В дверном проёме возникла раскрасневшаяся от долгого бега мальчишеская физиономия. Кажется, я знаю этого пацана — один из тех, кто потащил гнома на рыбалку... Светлые ресницы хлопнули несколько раз друг о друга, и мальчишка срывающимся голосом возвестил:
— Вас ведунья зовёт!
Мы с доктором переглянулись, потом хором спросили:
— Кого?
— Вас!
— Кого из нас? — уточнил Гизариус, сообразив, что иным способом внятного ответа не добиться.
— Мастера!
Ситуация прояснилась. Чуть-чуть.
— Зачем?
— Она не сказала... — растерялся мальчик. — Но просила поторопиться!

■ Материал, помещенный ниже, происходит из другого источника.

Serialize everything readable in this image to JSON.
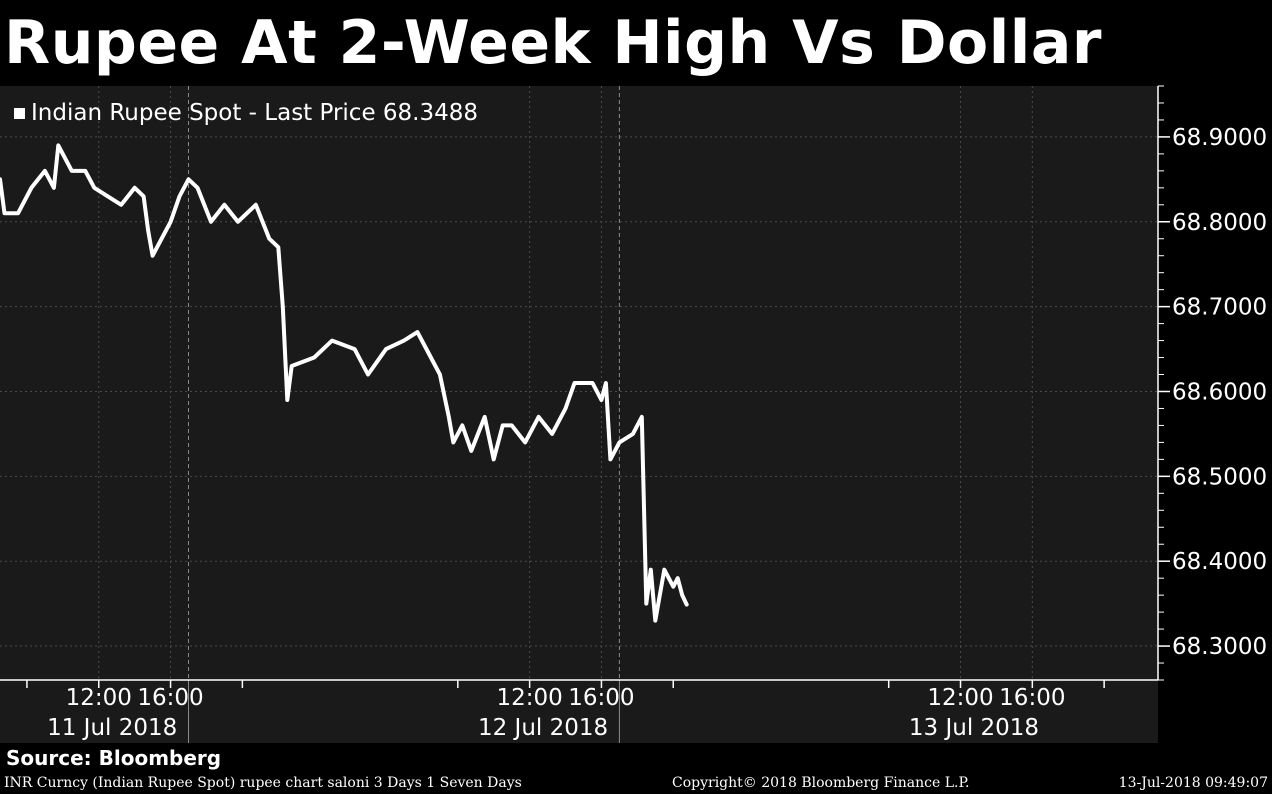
{
  "title": "Rupee At 2-Week High Vs Dollar",
  "legend": {
    "label": "Indian Rupee Spot - Last Price 68.3488"
  },
  "source": "Source: Bloomberg",
  "footer": {
    "left": "INR Curncy (Indian Rupee Spot) rupee chart saloni 3 Days 1 Seven Days",
    "center": "Copyright© 2018 Bloomberg Finance L.P.",
    "right": "13-Jul-2018 09:49:07"
  },
  "colors": {
    "background": "#000000",
    "plot": "#1a1a1a",
    "line": "#ffffff",
    "grid": "#4a4a4a"
  },
  "chart_data": {
    "type": "line",
    "title": "Rupee At 2-Week High Vs Dollar",
    "xlabel": "",
    "ylabel": "",
    "ylim": [
      68.26,
      68.96
    ],
    "y_ticks": [
      68.3,
      68.4,
      68.5,
      68.6,
      68.7,
      68.8,
      68.9
    ],
    "y_tick_labels": [
      "68.3000",
      "68.4000",
      "68.5000",
      "68.6000",
      "68.7000",
      "68.8000",
      "68.9000"
    ],
    "xlim": [
      "2018-07-11 06:30",
      "2018-07-13 23:00"
    ],
    "x_ticks": [
      {
        "x": "2018-07-11 12:00",
        "label": "12:00"
      },
      {
        "x": "2018-07-11 16:00",
        "label": "16:00"
      },
      {
        "x": "2018-07-12 12:00",
        "label": "12:00"
      },
      {
        "x": "2018-07-12 16:00",
        "label": "16:00"
      },
      {
        "x": "2018-07-13 12:00",
        "label": "12:00"
      },
      {
        "x": "2018-07-13 16:00",
        "label": "16:00"
      }
    ],
    "date_labels": [
      {
        "x": "2018-07-11 12:45",
        "label": "11 Jul 2018"
      },
      {
        "x": "2018-07-12 12:45",
        "label": "12 Jul 2018"
      },
      {
        "x": "2018-07-13 12:45",
        "label": "13 Jul 2018"
      }
    ],
    "day_separators": [
      "2018-07-11 17:00",
      "2018-07-12 17:00"
    ],
    "series": [
      {
        "name": "Indian Rupee Spot - Last Price",
        "points": [
          {
            "x": "2018-07-11 06:30",
            "y": 68.85
          },
          {
            "x": "2018-07-11 06:45",
            "y": 68.81
          },
          {
            "x": "2018-07-11 07:30",
            "y": 68.81
          },
          {
            "x": "2018-07-11 08:15",
            "y": 68.84
          },
          {
            "x": "2018-07-11 09:00",
            "y": 68.86
          },
          {
            "x": "2018-07-11 09:30",
            "y": 68.84
          },
          {
            "x": "2018-07-11 09:45",
            "y": 68.89
          },
          {
            "x": "2018-07-11 10:30",
            "y": 68.86
          },
          {
            "x": "2018-07-11 11:15",
            "y": 68.86
          },
          {
            "x": "2018-07-11 11:45",
            "y": 68.84
          },
          {
            "x": "2018-07-11 12:30",
            "y": 68.83
          },
          {
            "x": "2018-07-11 13:15",
            "y": 68.82
          },
          {
            "x": "2018-07-11 14:00",
            "y": 68.84
          },
          {
            "x": "2018-07-11 14:30",
            "y": 68.83
          },
          {
            "x": "2018-07-11 14:45",
            "y": 68.79
          },
          {
            "x": "2018-07-11 15:00",
            "y": 68.76
          },
          {
            "x": "2018-07-11 15:30",
            "y": 68.78
          },
          {
            "x": "2018-07-11 16:00",
            "y": 68.8
          },
          {
            "x": "2018-07-11 16:30",
            "y": 68.83
          },
          {
            "x": "2018-07-11 17:00",
            "y": 68.85
          },
          {
            "x": "2018-07-11 17:30",
            "y": 68.84
          },
          {
            "x": "2018-07-11 18:15",
            "y": 68.8
          },
          {
            "x": "2018-07-11 19:00",
            "y": 68.82
          },
          {
            "x": "2018-07-11 19:45",
            "y": 68.8
          },
          {
            "x": "2018-07-11 20:45",
            "y": 68.82
          },
          {
            "x": "2018-07-11 21:30",
            "y": 68.78
          },
          {
            "x": "2018-07-11 22:00",
            "y": 68.77
          },
          {
            "x": "2018-07-11 22:15",
            "y": 68.7
          },
          {
            "x": "2018-07-11 22:30",
            "y": 68.59
          },
          {
            "x": "2018-07-11 22:45",
            "y": 68.63
          },
          {
            "x": "2018-07-12 00:00",
            "y": 68.64
          },
          {
            "x": "2018-07-12 01:00",
            "y": 68.66
          },
          {
            "x": "2018-07-12 02:15",
            "y": 68.65
          },
          {
            "x": "2018-07-12 03:00",
            "y": 68.62
          },
          {
            "x": "2018-07-12 04:00",
            "y": 68.65
          },
          {
            "x": "2018-07-12 05:00",
            "y": 68.66
          },
          {
            "x": "2018-07-12 05:45",
            "y": 68.67
          },
          {
            "x": "2018-07-12 06:30",
            "y": 68.64
          },
          {
            "x": "2018-07-12 07:00",
            "y": 68.62
          },
          {
            "x": "2018-07-12 07:30",
            "y": 68.57
          },
          {
            "x": "2018-07-12 07:45",
            "y": 68.54
          },
          {
            "x": "2018-07-12 08:15",
            "y": 68.56
          },
          {
            "x": "2018-07-12 08:45",
            "y": 68.53
          },
          {
            "x": "2018-07-12 09:30",
            "y": 68.57
          },
          {
            "x": "2018-07-12 10:00",
            "y": 68.52
          },
          {
            "x": "2018-07-12 10:30",
            "y": 68.56
          },
          {
            "x": "2018-07-12 11:00",
            "y": 68.56
          },
          {
            "x": "2018-07-12 11:45",
            "y": 68.54
          },
          {
            "x": "2018-07-12 12:30",
            "y": 68.57
          },
          {
            "x": "2018-07-12 13:15",
            "y": 68.55
          },
          {
            "x": "2018-07-12 14:00",
            "y": 68.58
          },
          {
            "x": "2018-07-12 14:30",
            "y": 68.61
          },
          {
            "x": "2018-07-12 15:30",
            "y": 68.61
          },
          {
            "x": "2018-07-12 16:00",
            "y": 68.59
          },
          {
            "x": "2018-07-12 16:15",
            "y": 68.61
          },
          {
            "x": "2018-07-12 16:30",
            "y": 68.52
          },
          {
            "x": "2018-07-12 17:00",
            "y": 68.54
          },
          {
            "x": "2018-07-12 17:45",
            "y": 68.55
          },
          {
            "x": "2018-07-12 18:15",
            "y": 68.57
          },
          {
            "x": "2018-07-12 18:30",
            "y": 68.35
          },
          {
            "x": "2018-07-12 18:45",
            "y": 68.39
          },
          {
            "x": "2018-07-12 19:00",
            "y": 68.33
          },
          {
            "x": "2018-07-12 19:30",
            "y": 68.39
          },
          {
            "x": "2018-07-12 20:00",
            "y": 68.37
          },
          {
            "x": "2018-07-12 20:15",
            "y": 68.38
          },
          {
            "x": "2018-07-12 20:30",
            "y": 68.36
          },
          {
            "x": "2018-07-12 20:45",
            "y": 68.3488
          }
        ]
      }
    ],
    "grid": true,
    "legend_position": "top-left"
  }
}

Я вздохнул. Вылезать на холод не хотелось. Совсем. Только-только избавился от простуды, и снова появился шанс улечься в постель.
— Знаешь, я, конечно, уважаю желание сей достойной женщины...
Доктор нахмурился:
— Не пойдёшь?
— Н-у-у-у... — энтузиазма в моём голосе не наблюдалось.
— Собирайся и отваливай! — непреклонно велел Гизариус.
— Но...
— Кому говорят?!
— Я ещё не совсем...
— Обленился? Хочется верить... Поторопись!
— Ну куда она убежит? — простонал я, и Гизариус возвёл очи к потолку:
— Будь любезен, уважь просьбу старой женщины!
— Кто бы меня уважил... — проворчал ваш покорный слуга и поплёлся за верхней одеждой.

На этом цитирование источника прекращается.